To unify the appearance of our highly heterogeneous content, we decided to use a visually striking page template that could surround a wide range of page content with a uniform set of navigation options. Universal options appear across the top of the page where they will be prominent when the page loads; special options for the current part of the site appear down the side in a colored stripe that remains visible no matter how far down the user scrolls. The "flipped-L" navigation area is dominated by the company's logo color since our studies have shown that many users strongly identify this color with Sun.

Conceptual diagram of a navigationhierarchy

Most Web sites follow a hierarchical information architecture, and such sites need to provide two kinds of navigational information to users:

Navigational Breadth:
Show users which other options are available at a given level of the hierarchy. Sun's new templates provide breadth at two levels: global and local. The very top level of the site structure is visualized across the top of the horizontal navigation bar, giving users a global indication of the total scope of content that's available to them. Local alternatives are listed down the side of the vertical navigation stripe. The user's current location is highlighted to provide a sense of place.
Navigational Depth:
Shows users where their current location fits within the structure of the site. Ideally, depth is visualized as a complete path from the home page down through all levels of the information architecture, revealing all the higher-level structures inside of which the current page is nested. On a large site, a full list of all the levels can become overwhelming, so, as a compromise, the new Sun templates provide an abbreviated view of navigational depth, with three levels shown at the top of the page. If the current page is more than three levels deep, then intermediate levels are elided to simplify the display.

Does Your Site Need a Similar Template?

Only if you are running a large and heterogeneous site. Sun's website has a large amount of highly diverse content which is why we need elaborate navigation support and a strongly stated unifying visual look of the navigation template.

Navigation area fromwww.tbid.com

Smaller sites can get away with a much simpler approach. The figure shows the navigation area from Toby Braun Information Design. It is obvious that the user is in the "visioning" part of the site, which again is a part of the "information" area. This design provides two levels of navigational depth as well as navigational breadth on both the global level (the four main areas of the site) and the local level (neighboring pages). Also note how the use of standard link colors make it very clear to users what parts of the site they have already seen.
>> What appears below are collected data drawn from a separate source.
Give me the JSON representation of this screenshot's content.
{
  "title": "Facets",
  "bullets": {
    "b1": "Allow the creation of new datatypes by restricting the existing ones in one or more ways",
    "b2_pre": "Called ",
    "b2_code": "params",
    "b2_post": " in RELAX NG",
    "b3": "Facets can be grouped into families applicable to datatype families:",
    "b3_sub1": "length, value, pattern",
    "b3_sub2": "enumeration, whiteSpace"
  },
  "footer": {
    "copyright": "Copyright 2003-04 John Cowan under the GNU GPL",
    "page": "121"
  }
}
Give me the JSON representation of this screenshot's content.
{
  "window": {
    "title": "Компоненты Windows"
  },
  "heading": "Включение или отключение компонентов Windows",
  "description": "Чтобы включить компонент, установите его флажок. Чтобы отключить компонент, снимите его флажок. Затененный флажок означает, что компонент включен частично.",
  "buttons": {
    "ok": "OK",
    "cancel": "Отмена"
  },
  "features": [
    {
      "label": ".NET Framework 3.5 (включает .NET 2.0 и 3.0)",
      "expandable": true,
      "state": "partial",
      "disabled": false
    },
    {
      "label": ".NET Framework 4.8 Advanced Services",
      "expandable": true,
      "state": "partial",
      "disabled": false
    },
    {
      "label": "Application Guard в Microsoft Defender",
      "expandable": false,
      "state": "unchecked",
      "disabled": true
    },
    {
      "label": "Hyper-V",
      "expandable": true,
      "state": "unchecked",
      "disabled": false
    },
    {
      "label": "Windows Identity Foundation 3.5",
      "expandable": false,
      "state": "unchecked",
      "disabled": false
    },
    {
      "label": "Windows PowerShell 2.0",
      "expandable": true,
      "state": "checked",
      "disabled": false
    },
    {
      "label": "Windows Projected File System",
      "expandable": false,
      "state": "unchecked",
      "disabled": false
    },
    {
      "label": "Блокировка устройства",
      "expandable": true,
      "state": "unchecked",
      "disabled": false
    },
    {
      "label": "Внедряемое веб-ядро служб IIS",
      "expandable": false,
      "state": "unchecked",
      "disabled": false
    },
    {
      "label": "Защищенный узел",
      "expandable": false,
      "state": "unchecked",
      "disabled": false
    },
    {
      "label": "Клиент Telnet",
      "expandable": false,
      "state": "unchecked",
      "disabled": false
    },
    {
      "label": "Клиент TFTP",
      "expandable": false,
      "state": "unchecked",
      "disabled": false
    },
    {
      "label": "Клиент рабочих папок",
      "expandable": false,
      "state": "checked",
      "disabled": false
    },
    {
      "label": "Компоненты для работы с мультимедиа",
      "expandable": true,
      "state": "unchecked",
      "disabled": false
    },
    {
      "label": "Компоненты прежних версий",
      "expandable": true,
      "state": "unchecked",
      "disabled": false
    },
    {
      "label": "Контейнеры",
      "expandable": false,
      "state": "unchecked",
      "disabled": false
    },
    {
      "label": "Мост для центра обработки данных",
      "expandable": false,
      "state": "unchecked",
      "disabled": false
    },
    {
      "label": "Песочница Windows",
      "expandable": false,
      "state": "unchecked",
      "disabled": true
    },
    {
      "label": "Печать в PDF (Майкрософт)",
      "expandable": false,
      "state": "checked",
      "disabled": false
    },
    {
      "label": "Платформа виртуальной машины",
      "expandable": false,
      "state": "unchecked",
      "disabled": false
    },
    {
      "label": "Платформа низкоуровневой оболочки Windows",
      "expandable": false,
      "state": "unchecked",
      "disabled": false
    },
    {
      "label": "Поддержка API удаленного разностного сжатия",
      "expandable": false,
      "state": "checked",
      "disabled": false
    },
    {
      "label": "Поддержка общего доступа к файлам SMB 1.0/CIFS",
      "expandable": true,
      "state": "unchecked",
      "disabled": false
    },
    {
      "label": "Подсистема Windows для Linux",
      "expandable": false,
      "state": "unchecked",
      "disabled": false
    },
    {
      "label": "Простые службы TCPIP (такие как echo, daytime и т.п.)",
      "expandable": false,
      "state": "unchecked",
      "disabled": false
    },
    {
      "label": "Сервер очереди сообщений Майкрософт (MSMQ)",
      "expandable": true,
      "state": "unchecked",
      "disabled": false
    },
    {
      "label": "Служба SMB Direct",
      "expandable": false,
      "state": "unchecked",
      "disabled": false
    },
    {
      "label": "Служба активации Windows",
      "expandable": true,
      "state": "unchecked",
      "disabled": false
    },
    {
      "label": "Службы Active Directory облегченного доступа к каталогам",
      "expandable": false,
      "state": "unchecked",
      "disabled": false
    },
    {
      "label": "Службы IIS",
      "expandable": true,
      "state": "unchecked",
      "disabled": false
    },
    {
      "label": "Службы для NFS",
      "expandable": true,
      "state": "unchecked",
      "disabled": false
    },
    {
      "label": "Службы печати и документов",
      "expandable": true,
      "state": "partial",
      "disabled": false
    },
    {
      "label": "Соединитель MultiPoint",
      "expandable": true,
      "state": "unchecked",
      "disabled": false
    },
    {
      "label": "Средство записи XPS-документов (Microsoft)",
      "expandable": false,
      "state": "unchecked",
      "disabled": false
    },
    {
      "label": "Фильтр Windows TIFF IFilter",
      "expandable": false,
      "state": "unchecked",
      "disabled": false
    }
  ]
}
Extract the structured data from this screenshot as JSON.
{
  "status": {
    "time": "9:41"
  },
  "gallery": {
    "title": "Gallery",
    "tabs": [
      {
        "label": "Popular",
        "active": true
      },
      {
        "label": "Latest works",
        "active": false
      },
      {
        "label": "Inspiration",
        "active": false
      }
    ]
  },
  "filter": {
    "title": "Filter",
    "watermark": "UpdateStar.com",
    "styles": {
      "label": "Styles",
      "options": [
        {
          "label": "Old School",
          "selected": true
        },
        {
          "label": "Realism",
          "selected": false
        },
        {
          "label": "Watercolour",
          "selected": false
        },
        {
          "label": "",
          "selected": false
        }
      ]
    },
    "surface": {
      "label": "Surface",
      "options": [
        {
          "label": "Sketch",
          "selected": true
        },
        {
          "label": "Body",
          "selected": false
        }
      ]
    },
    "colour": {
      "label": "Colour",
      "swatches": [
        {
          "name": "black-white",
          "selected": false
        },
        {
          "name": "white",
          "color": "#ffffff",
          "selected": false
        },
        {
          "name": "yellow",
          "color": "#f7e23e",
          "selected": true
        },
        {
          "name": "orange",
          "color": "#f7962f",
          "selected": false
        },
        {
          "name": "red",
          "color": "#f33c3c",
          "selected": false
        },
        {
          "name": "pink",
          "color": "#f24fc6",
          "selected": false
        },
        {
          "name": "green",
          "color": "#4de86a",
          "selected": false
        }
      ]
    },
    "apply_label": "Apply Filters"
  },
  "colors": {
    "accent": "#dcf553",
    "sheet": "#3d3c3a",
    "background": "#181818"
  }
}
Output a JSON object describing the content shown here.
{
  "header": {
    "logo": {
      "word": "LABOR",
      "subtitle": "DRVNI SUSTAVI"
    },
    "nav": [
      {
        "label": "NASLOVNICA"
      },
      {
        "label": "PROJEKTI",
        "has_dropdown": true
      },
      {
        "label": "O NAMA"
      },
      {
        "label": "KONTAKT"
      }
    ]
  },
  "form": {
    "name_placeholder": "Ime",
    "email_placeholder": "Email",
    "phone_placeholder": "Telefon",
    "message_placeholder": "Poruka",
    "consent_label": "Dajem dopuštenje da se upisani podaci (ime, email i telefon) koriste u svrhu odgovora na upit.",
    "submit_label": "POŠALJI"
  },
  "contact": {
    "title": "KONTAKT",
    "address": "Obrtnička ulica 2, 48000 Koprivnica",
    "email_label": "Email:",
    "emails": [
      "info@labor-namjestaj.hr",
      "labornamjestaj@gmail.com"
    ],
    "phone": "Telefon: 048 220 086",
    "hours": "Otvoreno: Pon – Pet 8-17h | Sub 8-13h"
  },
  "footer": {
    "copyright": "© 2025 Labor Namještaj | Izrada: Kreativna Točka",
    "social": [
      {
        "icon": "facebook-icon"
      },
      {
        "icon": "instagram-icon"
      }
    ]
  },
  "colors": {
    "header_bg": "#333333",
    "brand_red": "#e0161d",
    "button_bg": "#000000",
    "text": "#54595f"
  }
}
Homogeneous sites can use simpler navigation that emphasizes one or two organizing principles for very large collections of pages. For example, news sites can use a time line to hide most older stories unless the user explicitly requests them. Also, by encoding richer attributes in XML, user-defined views can focus on pages of interest to individual users. For example, if all articles are encoded with an AUTHOR tag, it should be possible to automatically generate a list of all columns by, say, Jesse Berst, no matter what magazine they originally appeared in.

Plan for Growth

Sun's web site went live in January 1994 when there were only 700 other sites on the Web. Our first site ran on a "liberated" workstation and was pretty small. Now, only four years later, the Web has about 2,500 times as many sites, Sun's own site has grown to 22,000 pages, and we are on our third major user interface redesign. There is every reason to believe that the Web and our site will both continue to grow as we build the WebTone vision of a network economy. Truly, on the Web, the only constant is change, and it is important to design a scalable information architecture that can accommodate such change. A site that works perfectly as long as it stays the same will quickly die.